Secret World
- Formation: 1992
- Founder: Pauline Kidner
- Location: Somerset, England;
- Website: https://secretworld.org

= Secret World wildlife rescue =

Secret World wildlife rescue is an animal rescue centre and charity based in East Huntspill, near Highbridge in Somerset, England. Founded by Pauline Kidner in 1984, this charity specializes in the rescue, rehabilitation and release of British wildlife. They work on an 8 am – 8 pm basis 365 days a year, with a team of experts on hand for any casualty or orphan that may be brought in. Each year they rescue roughly 5,000 wild animals, from badgers and otters to swans and birds of prey.

They rely greatly on the work of their volunteers, with volunteer response drivers located across Somerset, Bristol, Wiltshire, Dorset, Devon and South Gloucestershire who are all trained to bring in a variety of different British wildlife. Volunteer animal carers who help care for the animals and receptionists are also vital to their operations.

Supporters of the center include Simon King, Chris Packham, Martin Hughes-Games, Michaela Strachan, Tony Head, Chris Sperring, Mike Dilger, Jilly Cooper, Valerie Singleton, Desmond Morris and Sarah Fisher.

== Mission ==
The group aim to care for wildlife species so they recover their health and can be returned to live with a high quality of life in the wild.

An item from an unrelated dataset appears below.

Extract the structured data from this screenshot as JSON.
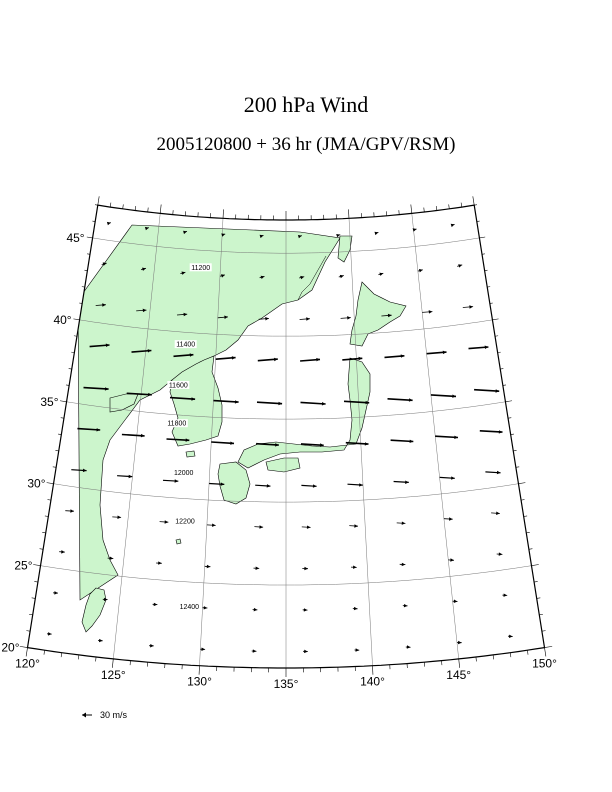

In this sense, the organisation sees itself as a staging post for animals prior to their release, rather than as a zoo where animals are kept indefinitely. They aim to return all animals back to where they were found, however this is not always possible so instead, they find them the most suitable alternative release sites. Another of secret worlds missions is to educate and inform the general public about British Wildlife. Throughout the year their learning team spend their time visiting local schools and hosting schools onsite in the newly completed learning facility, to teach the students about all the different creatures the British countryside has to offer. There are specific days in the year when Secret World opens to the public, with animal talks taking place so the visitors can also learn about these animals.

=== Rescue, rehabilitation and release ===
Animals are either brought in by members of the public or picked up by one of their many volunteer response drivers who are located across the South West. Receptionists at Secret World are on hand from 8 am to 8 pm, where they answer calls to help analyse the situation, with animal carers nearby to help give any advice when needed. Once an animal is brought in it will be assessed and veterinary care is given if needed. Whilst there the animal will continue to be looked after with volunteers and workers giving 24 hour care, giving them their hourly feeds or whatever the animal may require. On site they have extensive facilities, with hospital rooms, and treatment and recovery areas which help in giving all casualties the best possible chance in recovery. During the rehabilitation process, every effort is made to reduce the risk of imprinting, by reducing human interaction and contact where ever possible. After the rehabilitation process the next stage is for the animal to be released, and they make sure they are 100% recovered and ready before being released. They aim to release the animals where they were found, in a hope to be reunited with their families and homes however this is not always possible. Potential sites are surveyed and vetted for suitability. They specialize in 'soft-releases', enclosures that are set up where the animals are to be released. Here the animal will stay for a few weeks, still without human contact, getting used to the environment and overall settling in, before the gates are opened and they are free to live their lives in the wild. Many animals are also monitored after release.

This whole process from rescue to release aims to give the animals the best chance of survival, and the animals needs are always prioritized.

== History ==
Secret World, originally established by Pauline Kidner as New Road Farm, opened in 1984 as a visitor farm and wildlife rescue and was open to the general public. In 1992, Bluebell Sett was opened to support the farm and was registered as a charity in 1995. The organization was renamed to Secret World Wildlife Rescue in 2005.

== Media coverage ==
Secret World appeared on ITV's Secret World (2000). This focused on Pauline Kidner and Secret World and threw them into the spotlight, with the casualties being admitted rising from 1000 a year to 3000 a year after the show aired.